The second Interview and fourth “Screen”:

It often feels like the person you meet in the second interview is a totally different person from the first time around – a somewhat shy applicant is suddenly more relaxed and friendly, even showing they have a sense of humor, or an applicant who came off as clever in the first interview now seems uncertain, or makes new demands that they withheld in the first meeting.

This is why it is an absolute exception to include the employer into the meetings after only one interview. The second interview once again involves the management in a team discussion. The interviewer and evaluator note their impressions as before and discuss the results. Then, a joint decision is reached as to who will be invited back once more.
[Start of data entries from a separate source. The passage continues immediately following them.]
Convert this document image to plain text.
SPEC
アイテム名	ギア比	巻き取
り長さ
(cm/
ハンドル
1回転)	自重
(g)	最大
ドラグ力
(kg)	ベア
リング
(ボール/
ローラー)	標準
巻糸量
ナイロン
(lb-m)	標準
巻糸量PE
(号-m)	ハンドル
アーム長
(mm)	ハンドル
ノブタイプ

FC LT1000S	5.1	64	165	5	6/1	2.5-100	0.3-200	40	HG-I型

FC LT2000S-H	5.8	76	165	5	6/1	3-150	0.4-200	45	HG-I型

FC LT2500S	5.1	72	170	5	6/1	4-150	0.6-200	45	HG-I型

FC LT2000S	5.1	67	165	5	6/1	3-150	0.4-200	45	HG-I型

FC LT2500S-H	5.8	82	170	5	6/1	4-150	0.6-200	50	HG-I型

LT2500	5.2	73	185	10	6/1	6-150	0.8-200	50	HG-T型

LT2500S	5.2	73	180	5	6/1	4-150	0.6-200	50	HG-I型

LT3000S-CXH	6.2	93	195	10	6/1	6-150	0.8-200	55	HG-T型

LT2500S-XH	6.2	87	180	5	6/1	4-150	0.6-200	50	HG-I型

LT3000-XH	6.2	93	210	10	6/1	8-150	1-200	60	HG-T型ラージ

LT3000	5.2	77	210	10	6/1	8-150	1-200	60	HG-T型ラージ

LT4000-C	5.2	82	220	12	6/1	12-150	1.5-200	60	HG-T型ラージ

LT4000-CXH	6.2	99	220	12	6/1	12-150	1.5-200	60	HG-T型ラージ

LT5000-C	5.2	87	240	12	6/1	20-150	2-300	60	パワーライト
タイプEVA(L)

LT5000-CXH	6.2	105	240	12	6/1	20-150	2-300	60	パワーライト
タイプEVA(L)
At this point, it is time for the applicant to learn that they have made it into the final round of selection. This interview should serve as an opportunity for both sides to communicate their impressions of one another. Strong points and concerns regarding the applicant are discussed together, in order to prepare the candidate for their introduction to the employer. They should also be notified as to how many other applicants are in the running and when a decision will be made.

The Report is our Final Answer

Only unwillingly do we hand in interim reports. Doing things half-way or giving provisional opinions is not “our thing” when it comes to consulting. Our reports contain everything needed by the employer to make the best decision possible. Thus, they include:

  • An executive summary of the findings of our work
  • Renewed documentation of tasks, requirements, and budgeted remuneration
  • A description of our approach and applicant statistics
  • A description of the selection process
  • A list of the recommended applicants with an informational overview, CV, interview records and our overall impression, with strengths as well as weaknesses, if applicable, financial expectations and availability
  • An organizational suggestion for handling future matters

The Employer makes the Final Decision

The consultants should be present at the deciding interviews between employer and applicants, although, of course, the employer alone is the master of the proceedings. They check to see if they agree with our consultant evaluation. We neither moderate nor mediate. We also are not “selling” our candidate; instead, our goal is an employment relationship in which both sides are happy.

Everything that we have to say is in our reports, which we discuss together before they are submitted. It is also not uncommon for the client to prefer speaking with the applicants without having the consultants present, which they have every right to do.

After this last round, clients of course want to discuss their impressions with us, often requesting personal advice for their decision. This shows that our advice is valued and appreciated. We are very proud of the fact that we have yet to lead a selection process resulting in a hiring which did not survive the trial period.